Pour devenir bergère, Juliette Fortunier a suivi une petite formation sur le métier et une autre sur les chiens de troupeau. Elle a aussi effectué des visites d’alpages et a beaucoup échangé avec des bergers. En devenant bergère d’appui, elle savait qu’elle devrait effectuer de nombreuses tâches et missions, et qu’elle se retrouverait dans des situations très différentes. « Ce n’est pas tout à fait le même métier. Il faut avoir envie de s’adapter tout le temps. Cela me plaît, car je suis très curieuse et j’aime découvrir de nouveaux endroits, de nouvelles personnes. C’est un voyage en Isère que je suis en train de faire », avance-t-elle, tout sourire. Le planning estival de la jeune bergère composé de missions de quelques jours à quelques semaines, était bien rempli. Mais il pouvait aussi évoluer. Souhaitant être disponible pour le plus grand nombre, elle a imaginé la nécessité de, parfois, hiérarchiser ses interventions, si des situations très compliquées survenaient. Elle sait aussi que, moralement, elle a un rôle de soutien important à jouer auprès des bergers confrontés aux problèmes de prédation qui subissent beaucoup de stress. Elle va opérer dans les alpages isérois jusqu’au 15 septembre. Pendant le reste de l’année, Juliette Fortunier travaille comme fromagère et enseignante. Elle effectue régulièrement des vacations à l’Isara (École d’ingénieurs en agronomie, agroalimentaire et environnement) à Lyon.

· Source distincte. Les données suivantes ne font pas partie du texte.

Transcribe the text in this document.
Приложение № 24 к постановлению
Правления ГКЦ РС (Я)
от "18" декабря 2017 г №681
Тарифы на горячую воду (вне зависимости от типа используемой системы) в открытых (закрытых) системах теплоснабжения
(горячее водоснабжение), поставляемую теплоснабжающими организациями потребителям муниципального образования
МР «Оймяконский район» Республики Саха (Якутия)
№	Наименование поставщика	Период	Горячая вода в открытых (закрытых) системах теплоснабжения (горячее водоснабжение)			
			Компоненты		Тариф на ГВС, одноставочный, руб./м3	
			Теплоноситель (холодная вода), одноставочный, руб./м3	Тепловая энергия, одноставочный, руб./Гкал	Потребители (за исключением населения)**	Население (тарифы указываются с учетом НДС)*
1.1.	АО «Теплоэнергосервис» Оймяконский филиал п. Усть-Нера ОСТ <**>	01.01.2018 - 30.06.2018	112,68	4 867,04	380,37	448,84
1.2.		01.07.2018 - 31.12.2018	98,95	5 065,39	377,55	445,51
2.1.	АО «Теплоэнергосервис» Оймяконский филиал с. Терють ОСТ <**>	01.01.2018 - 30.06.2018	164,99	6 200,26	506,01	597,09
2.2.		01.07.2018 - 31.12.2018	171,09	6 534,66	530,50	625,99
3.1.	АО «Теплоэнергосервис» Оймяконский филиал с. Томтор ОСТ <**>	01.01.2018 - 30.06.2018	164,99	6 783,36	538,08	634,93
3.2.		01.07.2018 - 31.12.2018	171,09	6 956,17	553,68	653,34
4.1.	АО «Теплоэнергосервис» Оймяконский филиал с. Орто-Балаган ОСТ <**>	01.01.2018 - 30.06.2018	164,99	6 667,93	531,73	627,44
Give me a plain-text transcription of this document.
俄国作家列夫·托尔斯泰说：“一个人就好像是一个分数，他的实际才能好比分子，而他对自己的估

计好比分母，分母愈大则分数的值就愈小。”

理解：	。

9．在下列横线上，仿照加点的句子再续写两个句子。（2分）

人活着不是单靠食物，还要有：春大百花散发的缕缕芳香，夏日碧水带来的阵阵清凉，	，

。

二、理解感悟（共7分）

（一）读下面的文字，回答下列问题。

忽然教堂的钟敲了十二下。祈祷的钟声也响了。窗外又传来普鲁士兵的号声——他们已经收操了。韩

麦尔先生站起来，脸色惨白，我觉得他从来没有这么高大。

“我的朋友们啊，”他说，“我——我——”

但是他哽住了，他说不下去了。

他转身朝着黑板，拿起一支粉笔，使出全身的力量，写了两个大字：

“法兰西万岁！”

Note : (1) Le Département de l’Isère, la Fédération des alpages de l’Isère, Agriemploi et la MSA des Alpes du Nord.

Un soutien itinérant pour plus de sérénité

Un soutien itinérant pour plus de sérénité

L’alpage du Claran, sur les hauteurs du Collet d’Allevard au nord de Belledonne, dans la commune de La Chapelle-du-Bard, accueille le troupeau de 700 brebis de race mérinos d’Anne et Frédéric Baffert, éleveurs dans les Hautes-Alpes. Cet été, il a été gardé par Charlène Chesnier et Robin Gerber. Mais durant quelques jours, le couple a été épaulé par Juliette Fortunier. « La palette d’interventions est très large. Il s’agit autant de mettre en place des parcs, que de soigner des animaux, ou remplacer un berger qui doit s’absenter pour une urgence ou parce qu’il a besoin de quelques jours de repos », explique la jeune femme. « Le métier est exigeant. Les bergers sont des gens comme tout le monde. Il est bon parfois d’anticiper, de demander de l’aide, avant d’être complètement épuisé ». La présence dans les alpages de l’Isère de la jeune bergère a peut-être aussi permis une meilleure circulation de l’information. Forte de ses compétences, elle pourra également contribuer à la formation de bergers moins expérimentés et permettre la transmission de bonnes pratiques. Il est aussi prévu qu’elle sensibilise bergers et employeurs à la question du droit du travail. Même s’il est difficile de compter ses heures, elle a été embauchée via un contrat de 44 heures hebdomadaires pour un salaire net mensuel de 3 000 euros. Grâce à la venue de Juliette Fortunier, les éleveurs Baffert ont fait paître les brebis dans le quartier de la Balme, qui depuis quelques années, n’était plus exploité. « Avant, il n’y avait que de la prairie, mais il a été recolonisé par les rhododendrons et les myrtilles », détaille Frédéric Baffert, ravi de la venue de la jeune femme, considérant la mise en place du dispositif comme « une aubaine, une aide qui peut nous sauver psychologiquement face à des situations en alpages qui se dégradent, avec des problèmes de prédation de plus en plus récurrents et stressants. Je pense que ce soutien peut nous apporter de la sérénité, nous rassurer », estime-t-il. D’expérience, les différents acteurs de la montagne savent bien que dans les semaines à venir les attaques de loup sur les troupeaux vont se multiplier et le quotidien des bergers va s’en trouver détérioré.